Im Stadion brannten Dresden-Anhänger Dienstagabend die verbotenen Bengalischen Feuer ab.

Über 20 Bengalos zündeten die Dresdner Anhänger auf der Tribüne, brachten mit den bis zu 2500 Grad Celsius heißen Fackeln ihre eigenen Nebenleute in Gefahr. Der Klub darf sich auf eine Strafe vom Deutschen Fußball-Bund gefasst machen. Was den Verantwortlichen wehtun wird. Dresden hat den geringsten Etat (4,1 Millionen Euro) in der kompletten zweiten Liga. Von den 480 000 Euro Fernsehgelder werden die Dresdner einen Anteil gleich für die eigenen, unverantwortlichen Fans abdrücken dürfen. Dafür gibt es wohl den Begriff Dummheit. Mit in die Berechnung der Höhe der Strafe wird auch der Einsatz von Laserpointern einfließen. Schiedsrichter Peter Gagelmann musste aufgrund des Einsatzes dieser Geräte die Partie unterbrechen. Ohne Frage, für echte Pokalstimmung sorgten nicht nur die Dortmunder. Die Dresdner sangen inbrünstig. Immer wieder peitschten Dynamo-Rufe durch den Signal Iduna Park. Nur selten sind Gästefans im Dortmunder Stadion so stimmgewaltig.

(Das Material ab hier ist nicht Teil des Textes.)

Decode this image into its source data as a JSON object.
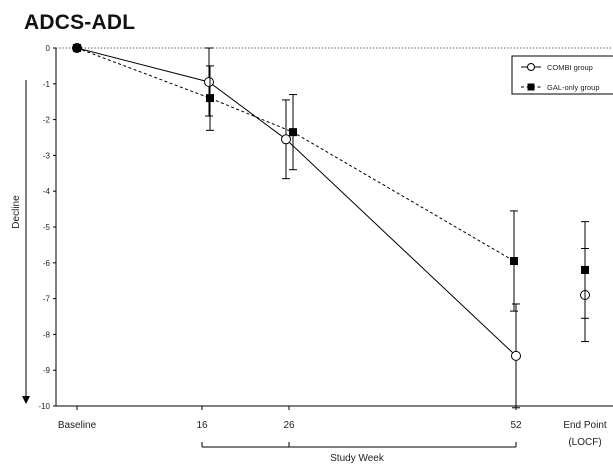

Und nur selten so einheitlich angezogen. Fast alle Dynamos trugen das T-Shirt mit der Aufschrift „Europa, wir kommen!“ Aber nur selten treten die Gäste-Fans auch so unvernünftig in Dortmund auf. Während der ersten 45 Minuten wurden weitere Bengalos gezündet. Eine gelbe und eine weiße Rauchbombe vernebelte die halbe Nordtribüne. „Im ersten Abschnitt gab es innerhalb des Stadions nur Probleme aufgrund der Bengalischen Feuer. Keine weiteren Festnahmen sind zu vermelden“, berichtete Kim Ben Freigang, Pressesprecher der Dortmunder Polizei.

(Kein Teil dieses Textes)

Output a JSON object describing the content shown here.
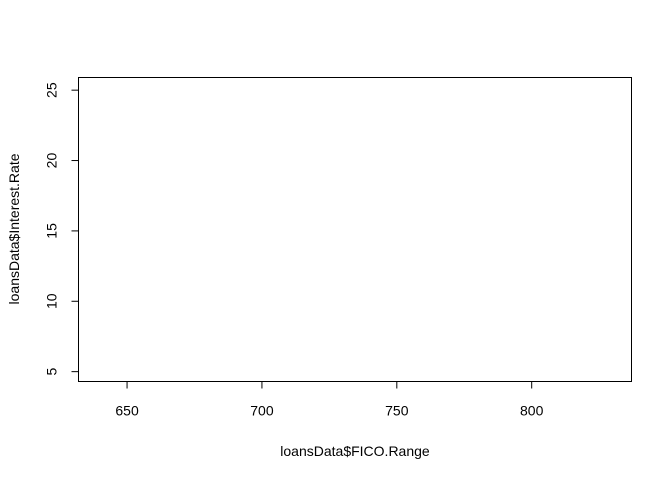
{
  "chart_data": {
    "type": "scatter",
    "title": "",
    "xlabel": "loansData$FICO.Range",
    "ylabel": "loansData$Interest.Rate",
    "xlim": [
      632,
      837
    ],
    "ylim": [
      4.3,
      25.9
    ],
    "x_ticks": [
      650,
      700,
      750,
      800
    ],
    "y_ticks": [
      5,
      10,
      15,
      20,
      25
    ],
    "grid": false,
    "legend": "none",
    "points": []
  }
}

Als eine der Rauchbomben erlosch, erlosch auch die Stimmung in der Dresdner Kurve. Mario Götze trat mit seinem Treffer zum 2:0 (65.) kräftig auf die Dresdner Partybremse. Sie sangen weiter, aber die Gier nach einer Pokalsensation war in ihren Stimmen nicht mehr herauszuhören. Die Stimmung begann zu kippen. Die Dresdner wurden aggressiver, versuchten zu den BVB-Fans durchzubrechen, suchten die Konfrontation. Die Polizei und die Ordner konnten das aber verhindern. In der 80. Minute unterbrach Gagelmann wieder die Partie. Dresdens Kapitän Christian Fiel versuchte die Anhänger zu beschwichtigen. Kein schönes Ende für einen sportlich-fairen Vergleich. Auch nach dem Schlusspfiff wurden Polizisten massiv angegriffen.